March 25, 2012 | Atlanta, GA
The co-op program at Georgia Tech allows students the opportunity to apply the knowledge and skills acquired in the classroom to paid positions with companies and organizations in a real world setting. Ginny MacGowan, an undergraduate student in the H. Milton Stewart School of Industrial and Systems Engineering (ISyE), recently completed her co-op with Lehigh Technologies, a materials manufacturer that turns end-of-life tire materials and other post-industrial rubber into micronized rubber powders. MacGowan has worked with the company every alternating school semester since January 2009.
MacGowan's supervisors at Lehigh were very pleased with her performance. Though she met expectations during her first semester of the co-op, MacGowan showed dramatic improvement and really came into her own during her second semester with the company. According to Koren Wah, Operations Manager for Lehigh, MacGowan was professional, resourceful, and valuable in many facets of their company.
“We encouraged her to be fearless in her pursuit of completing projects that she had been assigned and she demonstrated a real ability to do that. She tackled her projects with great enthusiasm and she was very good about taking care of any follow-up work that had to be done. Ginny is definitely one of the best co-op students that we have ever had,” said Wah.
During her co-op, MacGowan worked forty hours a week with Lehigh’s supply chain team on multiple projects that provided benefits for the company as well as real world training for MacGowan. One of her biggest responsibilities was to cut down the time it takes to ship out material by increasing communications throughout departments within the company. To do this, she conducted time studies on the shipping processes and identified weak spots in the system. With the help of her supervisor, MacGowan implemented a new procedure that made product easier to track down and shipping methods more efficient. She also used her strong organization skills to help the company convert all files and forms, such as data sheets and invoices, to a digital format, which helped Lehigh maintain records more accurately and efficiently.
“Supply chain work was very challenging when it came to getting everyone on board with changes. I learned a lot about working with others and understanding that there are ways to approach people which make implementing changes much easier. I’m really proud of myself for being committed to this role, putting my hard hat and steel toe boots on every morning to be at work by 6:45 a.m., and getting a lot done,” said MacGowan.
In addition to working with the supply chain team, MacGowan also worked as the secretary for the Lehigh Safety Team, a group of twelve people who are notified any time a safety incident occurs. While in this role, MacGowan coordinated the annual Safety Day at Lehigh, which promotes fire, equipment, and overall safety within the company. She also implemented a daily safety calendar which documented whether or not, and to what degree, a safety incident occurred. The calendar was successful in its intent to promote internal communication and safety within the company.
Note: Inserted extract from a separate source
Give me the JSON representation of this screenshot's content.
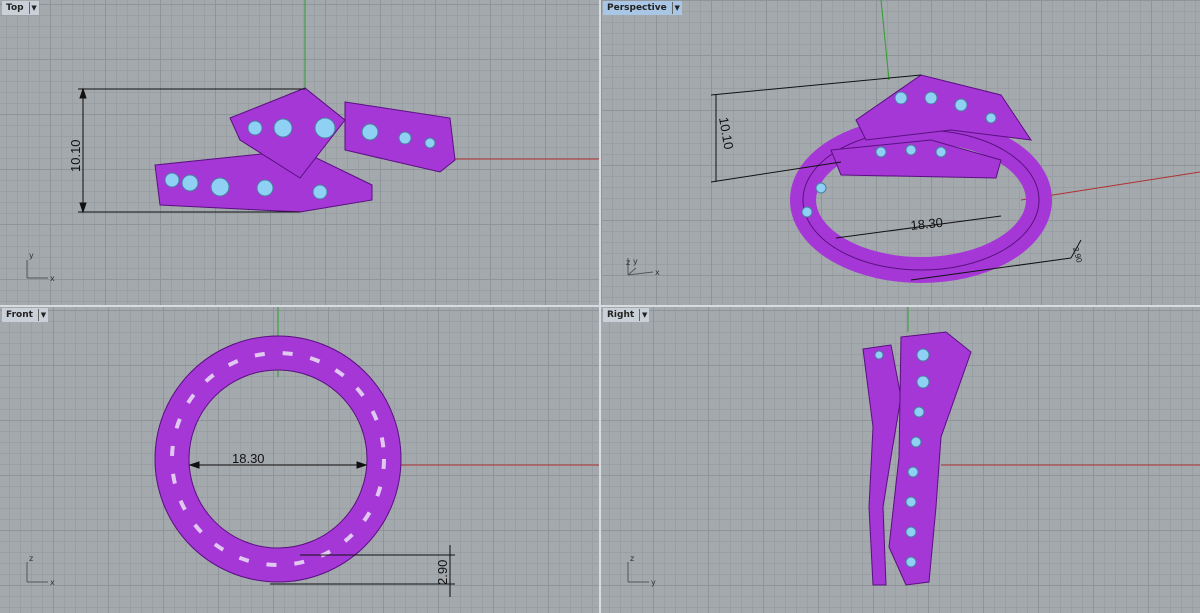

“I really enjoyed the work I did with the safety team at Lehigh,” said MacGowan. “The real life experience I gained through the co-op program helped me mature and I would suggest it to anyone who is interested. I definitely applied my IE education to my responsibilities at Lehigh, and I found it was extremely helpful to have prior knowledge of stochastics and an understanding of supply chain,” said MacGowan.
According to Wah, the co-op program is extremely valuable for the students as well as participating companies. In his opinion, the “real world” experience students receive from the co-op gives them an advantage over those who may not have participated in the program.
“The co-op program allows students to work outside of the classroom and see how the concepts they have learned are applied in an actual work environment. From the employer’s perspective, the program provides an opportunity to inject young, energetic people into their workforce, who can add value to the company,” said Wah.
Back as a student full time, MacGowan continues to gain valuable experience working for MARTA, Atlanta’s rapid transit authority. She works nine hours a week with the company’s infrastructure team analyzing all of MARTA’s assets (trains, sidewalks, escalators, etc.) to see what needs to be replaced and/or repaired.
Aside from school and work, MacGowan is an ambassador with the Society of Women Engineers at Georgia Tech where once a month she visits middle school and high school girls to talk about engineering.
“Not many girls know about engineering. I feel lucky to have the experiences to know what an engineer does. And I want to share that,” said MacGowan.
MacGowan also tutors fellow IE students several hours a week through the academic success center as a way to give back to Tech. It also helps her understand course material better while helping students at the same time. During her time in ISyE, MacGowan has learned valuable lessons which she shares with other students.
“One thing that I really try to stress with my classmates and those I tutor is to understand the material, rather than just memorize it. I have had a lot of IE professors emphasize this and I wish I had realized it sooner,” said MacGowan.
MacGowan, who has always excelled in math and science, chose to pursue her IE degree at ISyE because of the School and Institute’s excellent reputation. She is the recipient of Nelson K. Rogers Scholarship and the Michael Tennenbaum Scholarship. After graduation, MacGowan plans to move back to Virginia to be close to her family and pursue a career in her field.
Her advice for success is simple:
“Never be afraid to dig deep and find your will to not give up.”